La Une du 4 pages distribuée en juillet La Une du 4 pages distribuée en juillet

 

 

 

 

 

 

 

 

 

 

 

 

 

Les deux formations, EELV et PG, font partie d’un même groupe au conseil municipal et ont en commun un bon bilan (voir ci-dessous en pièce jointe téléchargeable) de défense des intérêts des Clichoises et Clichois. Ce sera un élément important de crédibilité de la liste municipale alternative : la connaissance des dossiers. La ville souffre en effet de tous les maux de la proche banlieue de Paris, emploi, logement, et des conséquences de la politique d’austérité du gouvernement. Sans compter qu’en matière de transport elle est desservie par la fameuse ligne 13 du métro, ce qui n’arrange rien. Leur bilan d’élus, soutien des combats citoyens, est sans contexte un atout.

 Bien sûr, dans ce département des Hauts-de-Seine, la droite, même divisée, reste en embuscade. Quand on sait que le député de la circonscription n’est autre que l’ultra-sarkozyste Balkany, on mesure le danger qu’elle représente. L’actuel maire PS, qui dirige la ville depuis près de trente ans, a largement contribué à remettre en selle une droite pourtant divisée, malgré le recul du FN local. En nouant des alliances à droite, avec le Modem et des divers droite, UMP camouflés, afin de faire passer ses politiques urbaines favorables aux promoteurs immobiliers, le maire a pris le risque de donner les clés de la ville au représentant de Balkany à Clichy, Rémi Muzeau. Celui-ci peut se féliciter aujourd’hui d’avoir soutenu le maire comme la corde soutient le pendu, en pratiquant une opposition de façade.

    Laboratoire ?

Dans le camp du maire, la confusion est aujourd’hui la plus totale. Avec la création récente d’un groupe socialiste dissident, le Parti socialiste renouvelé, le conseil municipal ne compte pas moins de onze groupes politiques ! Les derniers alliés pouvant se prévaloir d’une vague étiquette de gauche, le PRG, viennent de se faire débarquer après des propos aux allusions homophobes à l’encontre du Maire, propos repris par un journaliste du Point. Ce même groupe radical de gauche, hébergeait en son sein jusqu’à il y quelques semaines, un membre de l’UMP, se réclamant aujourd’hui de l’UMP et de l’UDI, et qui vient de déclarer sa flamme au candidat divers droite Didier Schuller, dont le triste parcours en cavale judiciaire en République dominicaine a défrayé la chronique ces dernières années.

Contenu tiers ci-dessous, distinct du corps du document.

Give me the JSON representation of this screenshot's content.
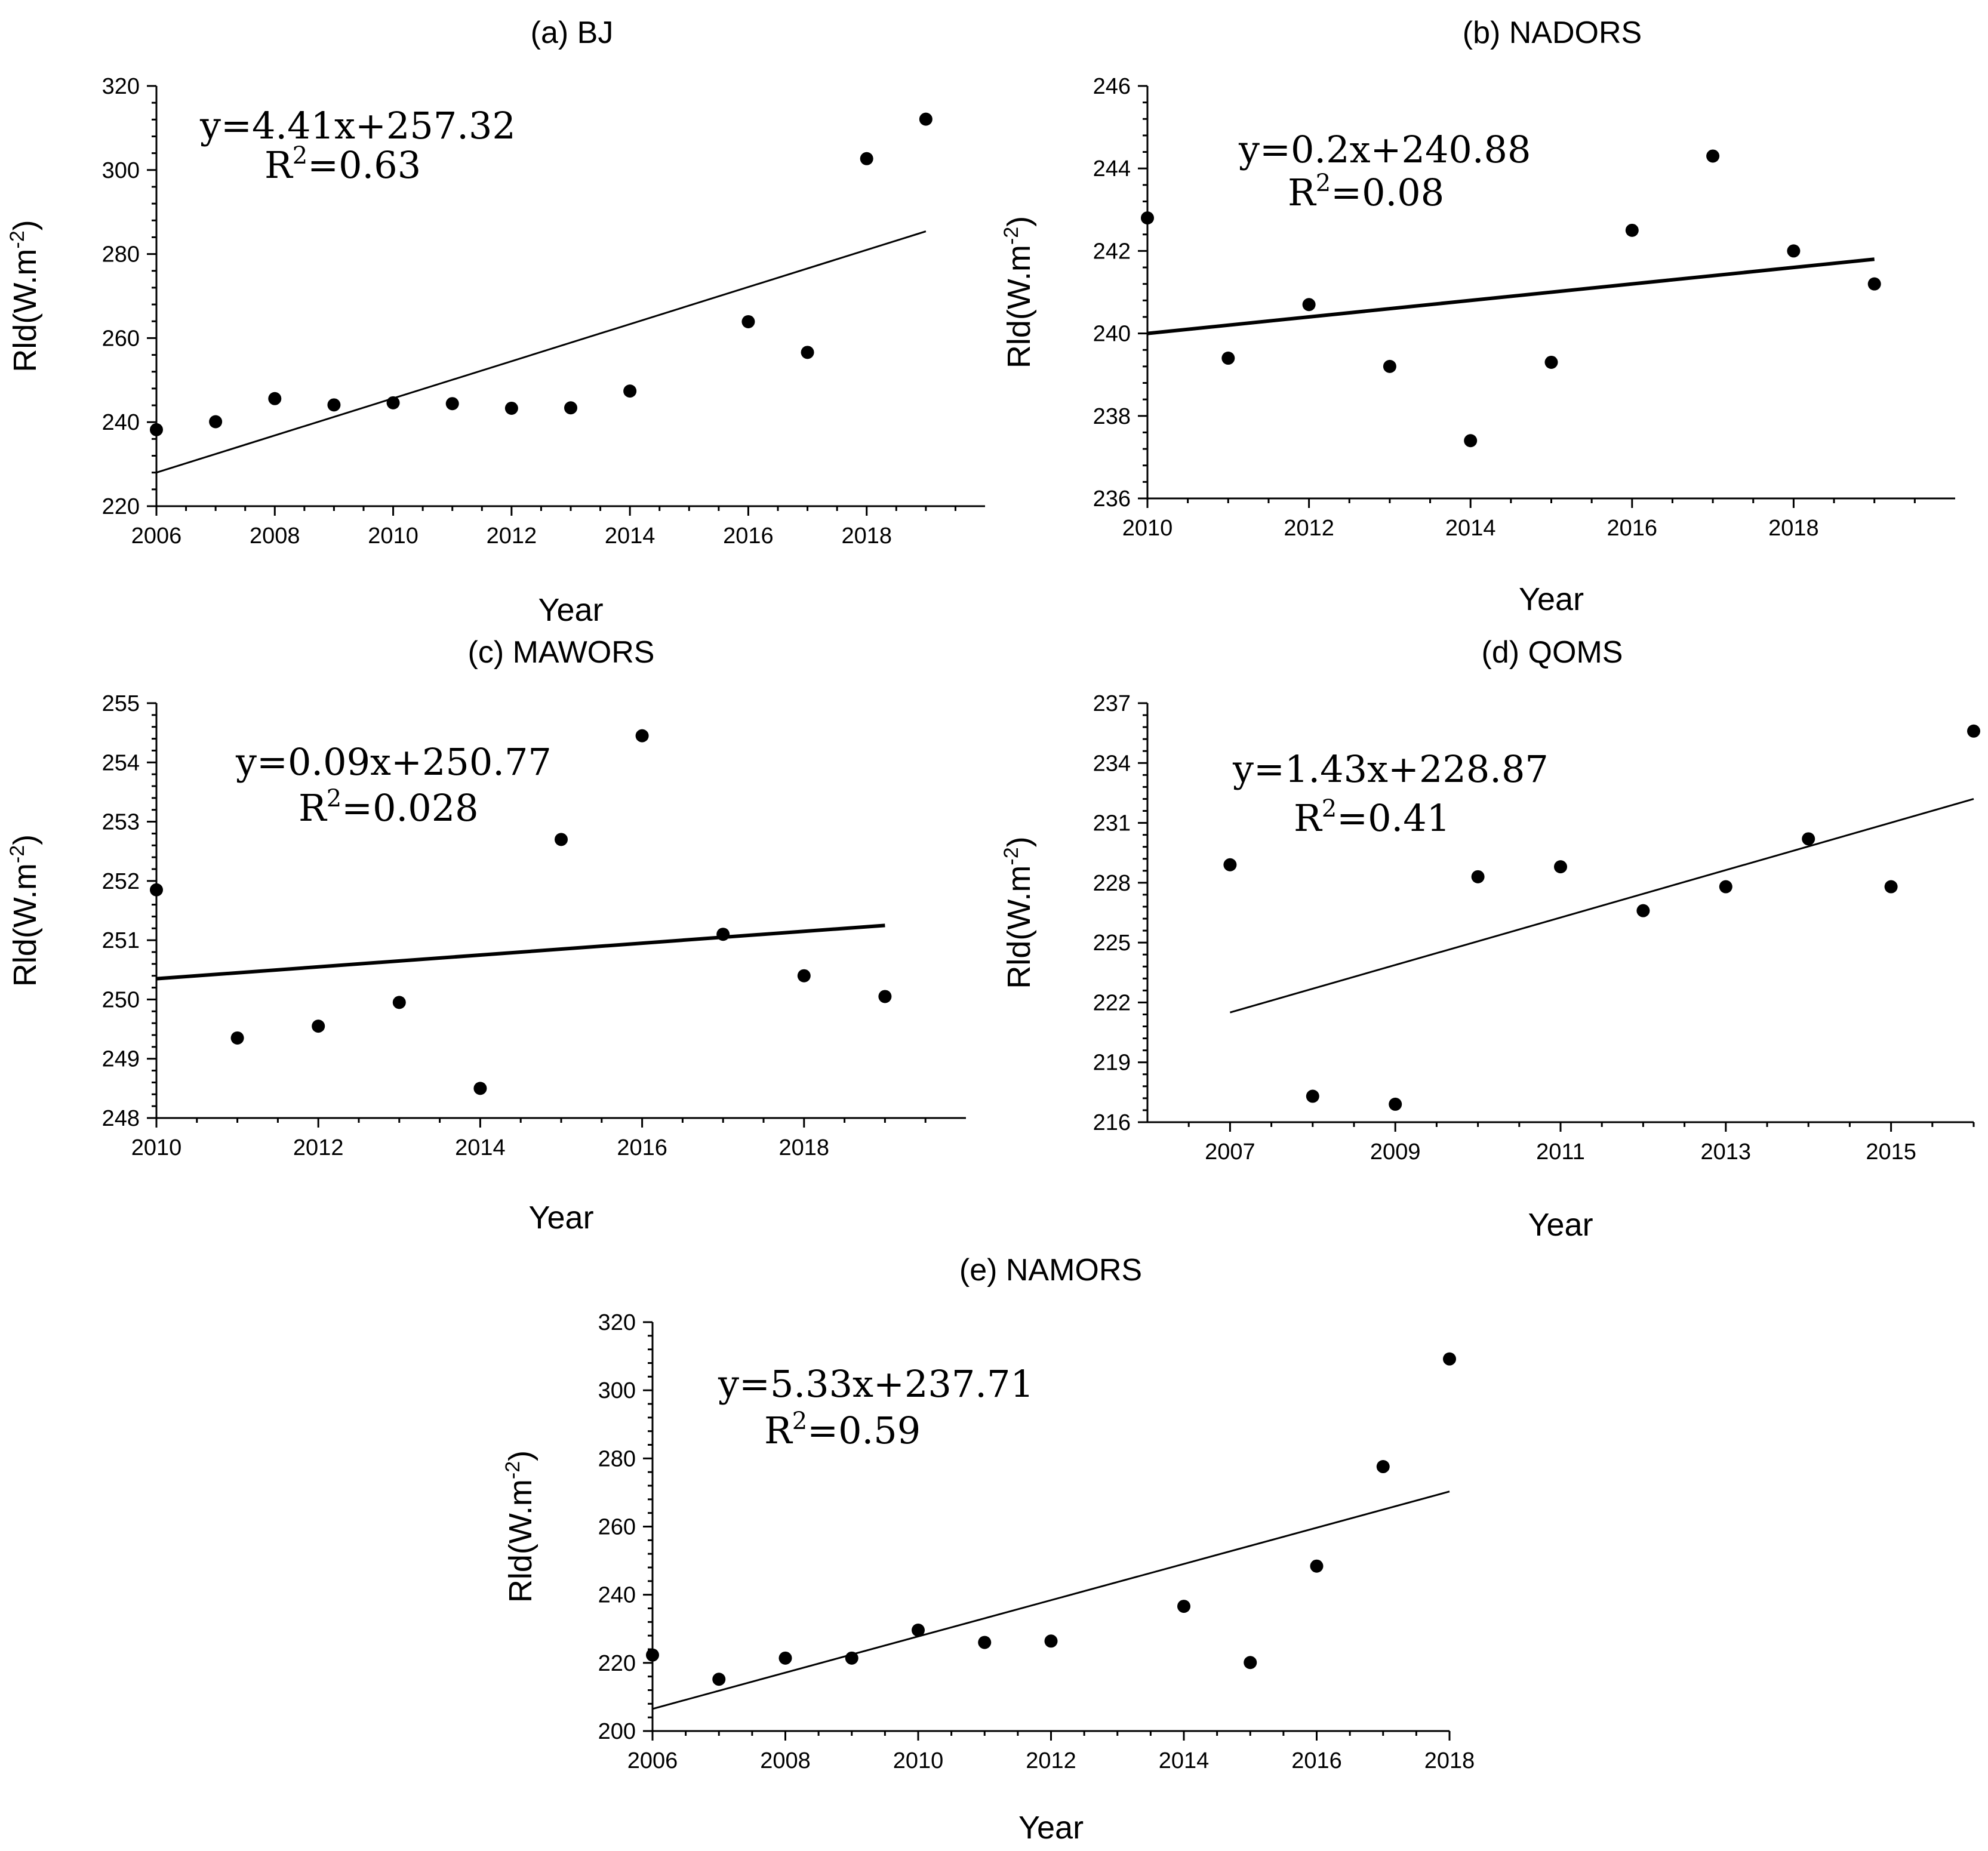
{
  "chart_data": [
    {
      "type": "scatter",
      "title": "(a) BJ",
      "xlabel": "Year",
      "ylabel": "Rld(W.m-2)",
      "xlim": [
        2006,
        2020
      ],
      "ylim": [
        220,
        320
      ],
      "xticks": [
        2006,
        2008,
        2010,
        2012,
        2014,
        2016,
        2018
      ],
      "yticks": [
        220,
        240,
        260,
        280,
        300,
        320
      ],
      "x": [
        2006,
        2007,
        2008,
        2009,
        2010,
        2011,
        2012,
        2013,
        2014,
        2016,
        2017,
        2018,
        2019
      ],
      "y": [
        238.2,
        240.1,
        245.6,
        244.1,
        244.6,
        244.4,
        243.3,
        243.4,
        247.4,
        263.9,
        256.6,
        302.7,
        312.1
      ],
      "fit": {
        "slope": 4.41,
        "intercept": 257.32,
        "x": [
          2006,
          2019
        ],
        "y": [
          228.0,
          285.4
        ]
      },
      "equation": "y=4.41x+257.32",
      "r2_label": "R",
      "r2_value": "=0.63"
    },
    {
      "type": "scatter",
      "title": "(b) NADORS",
      "xlabel": "Year",
      "ylabel": "Rld(W.m-2)",
      "xlim": [
        2010,
        2020
      ],
      "ylim": [
        236,
        246
      ],
      "xticks": [
        2010,
        2012,
        2014,
        2016,
        2018
      ],
      "yticks": [
        236,
        238,
        240,
        242,
        244,
        246
      ],
      "x": [
        2010,
        2011,
        2012,
        2013,
        2014,
        2015,
        2016,
        2017,
        2018,
        2019
      ],
      "y": [
        242.8,
        239.4,
        240.7,
        239.2,
        237.4,
        239.3,
        242.5,
        244.3,
        242.0,
        241.2
      ],
      "fit": {
        "slope": 0.2,
        "intercept": 240.88,
        "x": [
          2010,
          2019
        ],
        "y": [
          240.0,
          241.8
        ]
      },
      "equation": "y=0.2x+240.88",
      "r2_label": "R",
      "r2_value": "=0.08"
    },
    {
      "type": "scatter",
      "title": "(c) MAWORS",
      "xlabel": "Year",
      "ylabel": "Rld(W.m-2)",
      "xlim": [
        2010,
        2020
      ],
      "ylim": [
        248,
        255
      ],
      "xticks": [
        2010,
        2012,
        2014,
        2016,
        2018
      ],
      "yticks": [
        248,
        249,
        250,
        251,
        252,
        253,
        254,
        255
      ],
      "x": [
        2010,
        2011,
        2012,
        2013,
        2014,
        2015,
        2016,
        2017,
        2018,
        2019
      ],
      "y": [
        251.85,
        249.35,
        249.55,
        249.95,
        248.5,
        252.7,
        254.45,
        251.1,
        250.4,
        250.05
      ],
      "fit": {
        "slope": 0.09,
        "intercept": 250.77,
        "x": [
          2010,
          2019
        ],
        "y": [
          250.35,
          251.25
        ]
      },
      "equation": "y=0.09x+250.77",
      "r2_label": "R",
      "r2_value": "=0.028"
    },
    {
      "type": "scatter",
      "title": "(d) QOMS",
      "xlabel": "Year",
      "ylabel": "Rld(W.m-2)",
      "xlim": [
        2006,
        2016
      ],
      "ylim": [
        216,
        237
      ],
      "xticks": [
        2007,
        2009,
        2011,
        2013,
        2015
      ],
      "yticks": [
        216,
        219,
        222,
        225,
        228,
        231,
        234,
        237
      ],
      "x": [
        2007,
        2008,
        2009,
        2010,
        2011,
        2012,
        2013,
        2014,
        2015,
        2016
      ],
      "y": [
        228.9,
        217.3,
        216.9,
        228.3,
        228.8,
        226.6,
        227.8,
        230.2,
        227.8,
        235.6
      ],
      "fit": {
        "slope": 1.43,
        "intercept": 228.87,
        "x": [
          2007,
          2016
        ],
        "y": [
          221.5,
          232.2
        ]
      },
      "equation": "y=1.43x+228.87",
      "r2_label": "R",
      "r2_value": "=0.41"
    },
    {
      "type": "scatter",
      "title": "(e) NAMORS",
      "xlabel": "Year",
      "ylabel": "Rld(W.m-2)",
      "xlim": [
        2006,
        2018
      ],
      "ylim": [
        200,
        320
      ],
      "xticks": [
        2006,
        2008,
        2010,
        2012,
        2014,
        2016,
        2018
      ],
      "yticks": [
        200,
        220,
        240,
        260,
        280,
        300,
        320
      ],
      "x": [
        2006,
        2007,
        2008,
        2009,
        2010,
        2011,
        2012,
        2014,
        2015,
        2016,
        2017,
        2018
      ],
      "y": [
        222.3,
        215.2,
        221.4,
        221.4,
        229.6,
        226.0,
        226.4,
        236.6,
        220.1,
        248.4,
        277.6,
        309.2
      ],
      "fit": {
        "slope": 5.33,
        "intercept": 237.71,
        "x": [
          2006,
          2018
        ],
        "y": [
          206.5,
          270.3
        ]
      },
      "equation": "y=5.33x+237.71",
      "r2_label": "R",
      "r2_value": "=0.59"
    }
  ]
}
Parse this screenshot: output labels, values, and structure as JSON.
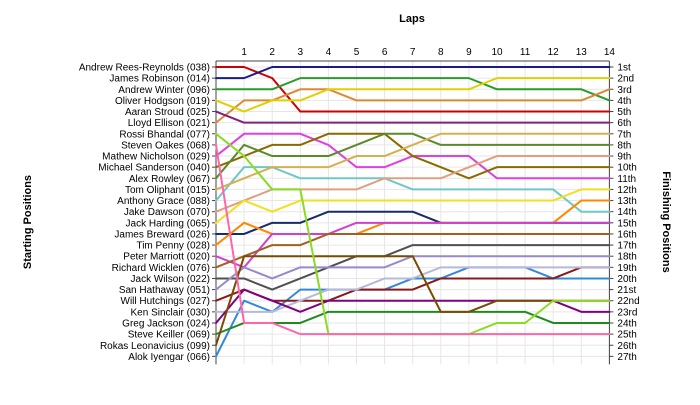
{
  "chart_data": {
    "type": "line",
    "title": "Laps",
    "ylabel_left": "Starting Positions",
    "ylabel_right": "Finishing Positions",
    "x": [
      0,
      1,
      2,
      3,
      4,
      5,
      6,
      7,
      8,
      9,
      10,
      11,
      12,
      13,
      14
    ],
    "x_tick_labels": [
      "1",
      "2",
      "3",
      "4",
      "5",
      "6",
      "7",
      "8",
      "9",
      "10",
      "11",
      "12",
      "13",
      "14"
    ],
    "starting_labels": [
      "Andrew Rees-Reynolds (038)",
      "James Robinson (014)",
      "Andrew Winter (096)",
      "Oliver Hodgson (019)",
      "Aaran Stroud (025)",
      "Lloyd Ellison (021)",
      "Rossi Bhandal (077)",
      "Steven Oakes (068)",
      "Mathew Nicholson (029)",
      "Michael Sanderson (040)",
      "Alex Rowley (067)",
      "Tom Oliphant (015)",
      "Anthony Grace (088)",
      "Jake Dawson (070)",
      "Jack Harding (065)",
      "James Breward (026)",
      "Tim Penny (028)",
      "Peter Marriott (020)",
      "Richard Wicklen (076)",
      "Jack Wilson (022)",
      "San Hathaway (051)",
      "Will Hutchings (027)",
      "Ken Sinclair (030)",
      "Greg Jackson (024)",
      "Steve Keiller (069)",
      "Rokas Leonavicius (099)",
      "Alok Iyengar (066)"
    ],
    "finishing_labels": [
      "1st",
      "2nd",
      "3rd",
      "4th",
      "5th",
      "6th",
      "7th",
      "8th",
      "9th",
      "10th",
      "11th",
      "12th",
      "13th",
      "14th",
      "15th",
      "16th",
      "17th",
      "18th",
      "19th",
      "20th",
      "21st",
      "22nd",
      "23rd",
      "24th",
      "25th",
      "26th",
      "27th"
    ],
    "series": [
      {
        "color": "#cc0000",
        "values": [
          1,
          1,
          2,
          5,
          5,
          5,
          5,
          5,
          5,
          5,
          5,
          5,
          5,
          5,
          5
        ]
      },
      {
        "color": "#1a1a8c",
        "values": [
          2,
          2,
          1,
          1,
          1,
          1,
          1,
          1,
          1,
          1,
          1,
          1,
          1,
          1,
          1
        ]
      },
      {
        "color": "#2a9a2a",
        "values": [
          3,
          3,
          3,
          2,
          2,
          2,
          2,
          2,
          2,
          2,
          3,
          3,
          3,
          3,
          4
        ]
      },
      {
        "color": "#dd8833",
        "values": [
          6,
          4,
          4,
          3,
          3,
          4,
          4,
          4,
          4,
          4,
          4,
          4,
          4,
          4,
          3
        ]
      },
      {
        "color": "#e0d000",
        "values": [
          4,
          5,
          4,
          4,
          3,
          3,
          3,
          3,
          3,
          3,
          2,
          2,
          2,
          2,
          2
        ]
      },
      {
        "color": "#802080",
        "values": [
          5,
          6,
          6,
          6,
          6,
          6,
          6,
          6,
          6,
          6,
          6,
          6,
          6,
          6,
          6
        ]
      },
      {
        "color": "#e040e0",
        "values": [
          9,
          7,
          7,
          7,
          8,
          10,
          10,
          9,
          9,
          9,
          11,
          11,
          11,
          11,
          11
        ]
      },
      {
        "color": "#8a6a00",
        "values": [
          10,
          9,
          8,
          8,
          7,
          7,
          7,
          9,
          10,
          11,
          10,
          10,
          10,
          10,
          10
        ]
      },
      {
        "color": "#5c8a28",
        "values": [
          11,
          8,
          9,
          9,
          9,
          8,
          7,
          7,
          8,
          8,
          8,
          8,
          8,
          8,
          8
        ]
      },
      {
        "color": "#70c7c7",
        "values": [
          13,
          10,
          10,
          11,
          11,
          11,
          11,
          12,
          12,
          12,
          12,
          12,
          12,
          14,
          14
        ]
      },
      {
        "color": "#e0a080",
        "values": [
          14,
          13,
          12,
          12,
          12,
          12,
          11,
          11,
          11,
          10,
          9,
          9,
          9,
          9,
          9
        ]
      },
      {
        "color": "#d6b050",
        "values": [
          12,
          11,
          10,
          10,
          10,
          9,
          9,
          8,
          7,
          7,
          7,
          7,
          7,
          7,
          7
        ]
      },
      {
        "color": "#f0e020",
        "values": [
          15,
          13,
          14,
          13,
          13,
          13,
          13,
          13,
          13,
          13,
          13,
          13,
          13,
          12,
          12
        ]
      },
      {
        "color": "#1a2a6a",
        "values": [
          16,
          16,
          15,
          15,
          14,
          14,
          14,
          14,
          15,
          15,
          15,
          15,
          15,
          15,
          15
        ]
      },
      {
        "color": "#ff8800",
        "values": [
          17,
          15,
          16,
          16,
          16,
          16,
          15,
          15,
          15,
          15,
          15,
          15,
          15,
          13,
          13
        ]
      },
      {
        "color": "#d040d0",
        "values": [
          18,
          19,
          16,
          16,
          16,
          15,
          15,
          15,
          15,
          15,
          15,
          15,
          15,
          15,
          15
        ]
      },
      {
        "color": "#a06020",
        "values": [
          19,
          18,
          17,
          17,
          16,
          16,
          16,
          16,
          16,
          16,
          16,
          16,
          16,
          16,
          16
        ]
      },
      {
        "color": "#505050",
        "values": [
          20,
          20,
          21,
          20,
          19,
          18,
          18,
          17,
          17,
          17,
          17,
          17,
          17,
          17,
          17
        ]
      },
      {
        "color": "#9988cc",
        "values": [
          21,
          19,
          20,
          19,
          19,
          19,
          19,
          18,
          18,
          18,
          18,
          18,
          18,
          18,
          18
        ]
      },
      {
        "color": "#3388dd",
        "values": [
          27,
          22,
          23,
          21,
          21,
          21,
          21,
          20,
          20,
          19,
          19,
          19,
          20,
          20,
          20
        ]
      },
      {
        "color": "#8a1a1a",
        "values": [
          22,
          21,
          22,
          22,
          22,
          21,
          21,
          21,
          20,
          20,
          20,
          20,
          20,
          19,
          19
        ]
      },
      {
        "color": "#b8b8d8",
        "values": [
          23,
          23,
          23,
          22,
          21,
          21,
          20,
          20,
          19,
          19,
          19,
          19,
          19,
          19,
          19
        ]
      },
      {
        "color": "#800080",
        "values": [
          24,
          21,
          22,
          23,
          22,
          22,
          22,
          22,
          22,
          22,
          22,
          22,
          22,
          23,
          23
        ]
      },
      {
        "color": "#208a20",
        "values": [
          25,
          24,
          24,
          24,
          23,
          23,
          23,
          23,
          23,
          23,
          23,
          23,
          24,
          24,
          24
        ]
      },
      {
        "color": "#7a4a00",
        "values": [
          26,
          18,
          18,
          18,
          18,
          18,
          18,
          18,
          23,
          23,
          22,
          22,
          22,
          22,
          22
        ]
      },
      {
        "color": "#88dd22",
        "values": [
          7,
          9,
          12,
          12,
          25,
          25,
          25,
          25,
          25,
          25,
          24,
          24,
          22,
          22,
          22
        ]
      },
      {
        "color": "#ff66aa",
        "values": [
          8,
          24,
          24,
          25,
          25,
          25,
          25,
          25,
          25,
          25,
          25,
          25,
          25,
          25,
          25
        ]
      }
    ]
  }
}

Clichy est donc une fois de plus l’enjeu d’une bataille politique qui appelle non seulement un changement et une alternative à gauche, mais aussi un renouveau de l’action politique et du rassemblement citoyen. Des personnalités telles que Marie-Claude Fournier (EELV) et Aïssa Terchi (PG) peuvent aujourd’hui entrainer ce renouvellement nécessaire en s’appuyant sur le bilan passé de leur groupe commun au conseil municipal et leur volonté de construire un programme municipal avec les citoyennes et les citoyens. La ville pourrait ainsi, après avoir servi de cobaye à une dérive droitière social-démocrate devenir à son tour un laboratoire d’un nouveau rassemblement à vocation majoritaire à gauche.